This is very possible. ADDRESS_TYPE_PCI means that the PCI address is 
"valid". 0000:00:00.0 is a valid PCI address (although it happens to be 
reserved on any x86 architecture. For the bit early on after the parse 
we may need to have a separate "valid address" flag beyond the type to 
prevent confusion. I do like the idea of being able to say "<address 
type='pci'/> to select the bus without specifying an address though.

>
>>> - Doesn't really solve problem #2 mentioned up above... maybe we could change
>>> the address allocation logic to default to virtio-pci if there's already a
>>> virtio-pci device in the XML. But it's more work.
>>> - More work for apps, but nothing horrible.
>>> * Change the default address type from virtio-mmio to pci, if qemu supports
>>> it. I'm listing this for completeness. In the short term this doesn't make
>>> sense as there isn't any OS releases that will work with this default. However
>>> it might be worth considering for the future, maybe keying off a particular
>>> qemu version or machine type. I suspect 2 years from now no one is going to be
>>> using virtio-mmio so long term it's not an ideal default.
>> Yeah, when QEMU starts doing versioned machine types for AArch64 we could
>> do this, but then this just kind of flips the problem around - apps now
>> need to manually add <address type="mmio"> for every device if deploying
>> an OS that can't do PCI.  Admittedly this is slightly easier, since address
>> rules for mmio are simpler than address rules for PCI.
>>
>>> I think the first option is best (keying off the PCIe controller specified by
>>> the user), with a longer term plan to change the default from mmio to pci. But
>>> I'm not really sold on anything either way. So I'm interested if anyone else
>>> has ideas.
>> I guess I'd tend towards option 1 too - only adding PCI controller if we
>> actually want to use PCI with the guest.

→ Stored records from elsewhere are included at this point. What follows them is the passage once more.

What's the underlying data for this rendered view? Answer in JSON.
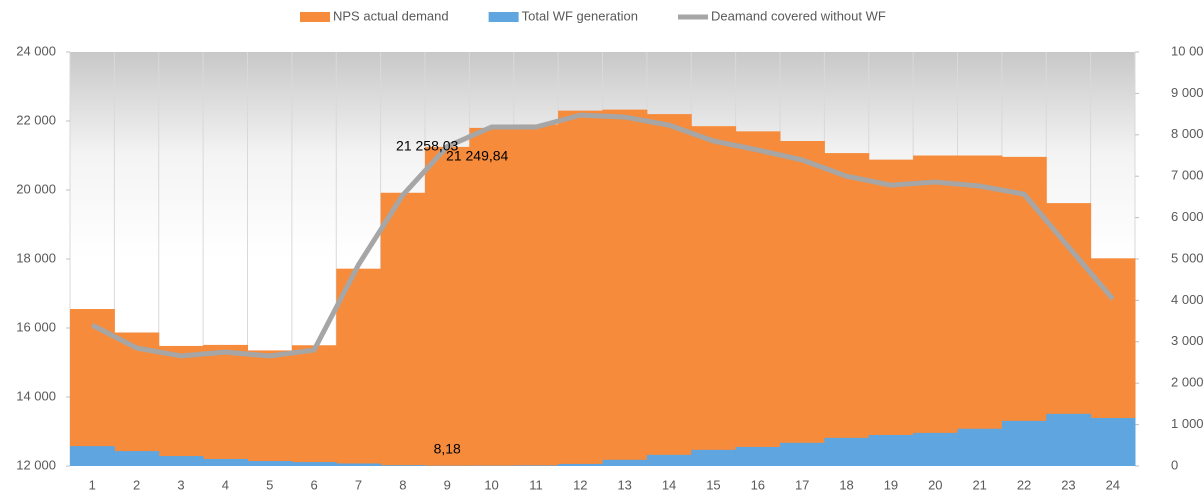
{
  "chart_data": {
    "type": "bar",
    "categories": [
      1,
      2,
      3,
      4,
      5,
      6,
      7,
      8,
      9,
      10,
      11,
      12,
      13,
      14,
      15,
      16,
      17,
      18,
      19,
      20,
      21,
      22,
      23,
      24
    ],
    "ylim": [
      12000,
      24000
    ],
    "yticks": [
      {
        "value": 12000,
        "label": "12 000"
      },
      {
        "value": 14000,
        "label": "14 000"
      },
      {
        "value": 16000,
        "label": "16 000"
      },
      {
        "value": 18000,
        "label": "18 000"
      },
      {
        "value": 20000,
        "label": "20 000"
      },
      {
        "value": 22000,
        "label": "22 000"
      },
      {
        "value": 24000,
        "label": "24 000"
      }
    ],
    "y2lim": [
      0,
      10000
    ],
    "y2ticks": [
      0,
      {
        "value": 1000,
        "label": "1 000"
      },
      {
        "value": 2000,
        "label": "2 000"
      },
      {
        "value": 3000,
        "label": "3 000"
      },
      {
        "value": 4000,
        "label": "4 000"
      },
      {
        "value": 5000,
        "label": "5 000"
      },
      {
        "value": 6000,
        "label": "6 000"
      },
      {
        "value": 7000,
        "label": "7 000"
      },
      {
        "value": 8000,
        "label": "8 000"
      },
      {
        "value": 9000,
        "label": "9 000"
      },
      {
        "value": 10000,
        "label": "10 000"
      }
    ],
    "series": [
      {
        "name": "NPS actual demand",
        "color": "#f68b3b",
        "kind": "bar",
        "values": [
          16550,
          15870,
          15480,
          15510,
          15350,
          15500,
          17720,
          19920,
          21249.84,
          21800,
          21900,
          22300,
          22330,
          22200,
          21850,
          21700,
          21420,
          21070,
          20880,
          21000,
          21000,
          20960,
          19620,
          18020
        ],
        "value_labels": [
          null,
          null,
          null,
          null,
          null,
          null,
          null,
          null,
          "21 249,84",
          null,
          null,
          null,
          null,
          null,
          null,
          null,
          null,
          null,
          null,
          null,
          null,
          null,
          null,
          null
        ]
      },
      {
        "name": "Total WF generation",
        "color": "#5fa5e0",
        "kind": "bar",
        "axis": "y2",
        "values": [
          480,
          360,
          240,
          170,
          120,
          95,
          60,
          20,
          8.18,
          10,
          15,
          50,
          150,
          270,
          390,
          460,
          560,
          680,
          750,
          800,
          900,
          1090,
          1260,
          1160
        ],
        "value_labels": [
          null,
          null,
          null,
          null,
          null,
          null,
          null,
          null,
          "8,18",
          null,
          null,
          null,
          null,
          null,
          null,
          null,
          null,
          null,
          null,
          null,
          null,
          null,
          null,
          null
        ]
      },
      {
        "name": "Deamand covered without WF",
        "color": "#a6a6a6",
        "kind": "line",
        "values": [
          16085,
          15420,
          15190,
          15300,
          15190,
          15360,
          17830,
          19855,
          21258.03,
          21826,
          21826,
          22170,
          22115,
          21880,
          21420,
          21160,
          20870,
          20400,
          20140,
          20230,
          20115,
          19880,
          18350,
          16840
        ],
        "value_labels": [
          null,
          null,
          null,
          null,
          null,
          null,
          null,
          null,
          "21 258,03",
          null,
          null,
          null,
          null,
          null,
          null,
          null,
          null,
          null,
          null,
          null,
          null,
          null,
          null,
          null
        ]
      }
    ]
  }
}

I *kind of* agree with this, but not completely.

I think that if we know for sure based on introspection of the virtual 
machine (or based on verified knowledge that we hardcode into libvirt) 
that there is a PCI controller of some type that is implemented in the 
machine and no way to remove it, we should put that information in the 
XML. Any controllers that are optional, and don't exist in the virtual 
machine if they're not added to the commandline, can be auto-added only 
if needed.

So for example, if a Q35 domain was created that had just 2 emulated PCI 
devices, we could auto-add just enough ports to accommodate that. (For 
that matter, adding an emulated PCI device would cause the auto-add of a 
pcie-switch-downstream-port, which might cause the auto-add of a 
pcie-switch-upstream-port, which might cause the auto-add of a 
pcie-root-port; the 2nd emulated PCI device would cause an auto-add of 
another pcie-switch-downstream-port which would find a spot in the 
existing pcie-switch-upstream-port) The one problem with doing this 
would be that there would be no free ports for hotplugging; I'm not sure 
what is the best way to deal with that; I suppose any attempt at 
hotplugging a new device would lead to an error, after which you would 
shut down the virtual machine, manually add in a port, then start it up 
again; or maybe when there are *any* PCI devices, we could always make 
sure there were 'several' extra ports for hotplugging? Neither sounds 
ideal...).